A comprehensive guide to effective communication strategies and best practices when it comes to email vs. text messaging

Erika Gardner avatar
Written by Erika Gardner
Updated over a week ago

In today's digital age, sending text messages (also known as direct or SMS messages) has become a go-to method for businesses to connect with their customers. But have you ever stopped to think about how many texts you're sending and why? Let's dive into it!

Mastering Text Messages: Finding the Right Balance

At Dental Intelligence, we've noticed that some of our users are sending a ton of SMS messages –– more than what's typical. We get it, SMS is super handy for things like appointment reminders and payments. But sending too many texts can actually end up costing you more money! We're here to help.

Let's take a closer look at how you're using text messaging and figure out where all those messages are coming from and find ways to cut back without sacrificing communication with your patients. Maybe it's tweaking the wording of your messages or being a bit more selective with who gets them.

Delivery Channel Best Practices

Knowing when to use email versus text messaging can significantly impact the effectiveness of your communication strategy. Here's a breakdown of situations where each channel shines:

Text Messaging

  • Timely Reminders: For time-sensitive reminders like appointment confirmations or upcoming appointments, text messaging is highly effective due to its immediacy and likelihood of being read promptly.

  • Short and Concise Updates: When communicating brief, essential information such as appointment reminders, changes in office hours, or urgent day-of updates, text messaging's brevity ensures that the message is delivered and understood quickly.

  • Personalized Outreach: Text messaging fosters a more intimate connection with recipients, making it ideal for personalized outreach efforts such as birthday wishes, follow-up messages after appointments, or patient review requests.


  • Detailed Information: When you need to convey extensive or complex information such as appointment details, treatment plans, or comprehensive updates, email provides ample space for detailed explanations.

  • Formal Communication: For official announcements, policy changes, or professional correspondence, email maintains a formal tone and is often the preferred method of communication in business settings.

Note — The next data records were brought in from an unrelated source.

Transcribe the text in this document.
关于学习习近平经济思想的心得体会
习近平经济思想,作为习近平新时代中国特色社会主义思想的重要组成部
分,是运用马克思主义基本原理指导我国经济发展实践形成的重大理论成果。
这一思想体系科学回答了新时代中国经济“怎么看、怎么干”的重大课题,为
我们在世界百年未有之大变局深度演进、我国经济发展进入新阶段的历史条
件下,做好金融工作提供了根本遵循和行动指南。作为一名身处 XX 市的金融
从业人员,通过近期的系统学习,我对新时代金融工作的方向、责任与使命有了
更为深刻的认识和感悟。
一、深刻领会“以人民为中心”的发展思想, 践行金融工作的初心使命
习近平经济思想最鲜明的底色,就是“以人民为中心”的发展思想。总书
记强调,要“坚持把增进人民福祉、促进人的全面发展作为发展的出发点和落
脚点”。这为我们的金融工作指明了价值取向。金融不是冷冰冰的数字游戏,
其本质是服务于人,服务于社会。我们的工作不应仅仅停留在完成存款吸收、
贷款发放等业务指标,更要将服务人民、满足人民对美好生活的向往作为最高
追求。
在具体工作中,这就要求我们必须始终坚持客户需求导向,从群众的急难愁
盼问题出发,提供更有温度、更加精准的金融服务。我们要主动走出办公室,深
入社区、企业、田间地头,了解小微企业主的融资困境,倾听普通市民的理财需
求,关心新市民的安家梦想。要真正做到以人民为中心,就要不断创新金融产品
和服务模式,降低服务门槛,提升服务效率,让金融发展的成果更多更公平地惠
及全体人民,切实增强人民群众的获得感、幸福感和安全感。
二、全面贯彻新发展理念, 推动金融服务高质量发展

  • Non-urgent Matters: Email is suitable for non-urgent matters that don't require an immediate response. It allows recipients to review and respond at their convenience, making it ideal for less time-sensitive communications.

Patient Messaging Limitations

Engagement has set limits for texts and emails that are sent in bulk:

Texts: 250 per hour for bulk messaging

Emails: 15,000 per campaign for bulk messaging

Why are direct messages limited to 250 messages/hour? Text messages should only be used to send important office updates to impacted patients. Sending mass text messages runs the risk of the number being flagged as marketing/spam by carriers and not being able to communicate with patients via text. If your filtered list exceeds 250 patients, try using the age filter to reduce the size of your list.

While email is preferable for conveying detailed or formal information and handling non-urgent matters, text messaging excels in delivering timely reminders, concise updates, and personalized communication. As a general rule of best practices, marketing should always be done via email. By understanding the strengths of each channel and matching them to the appropriate context, businesses can optimize their communication efforts to better engage with their audience and enhance the overall customer experience.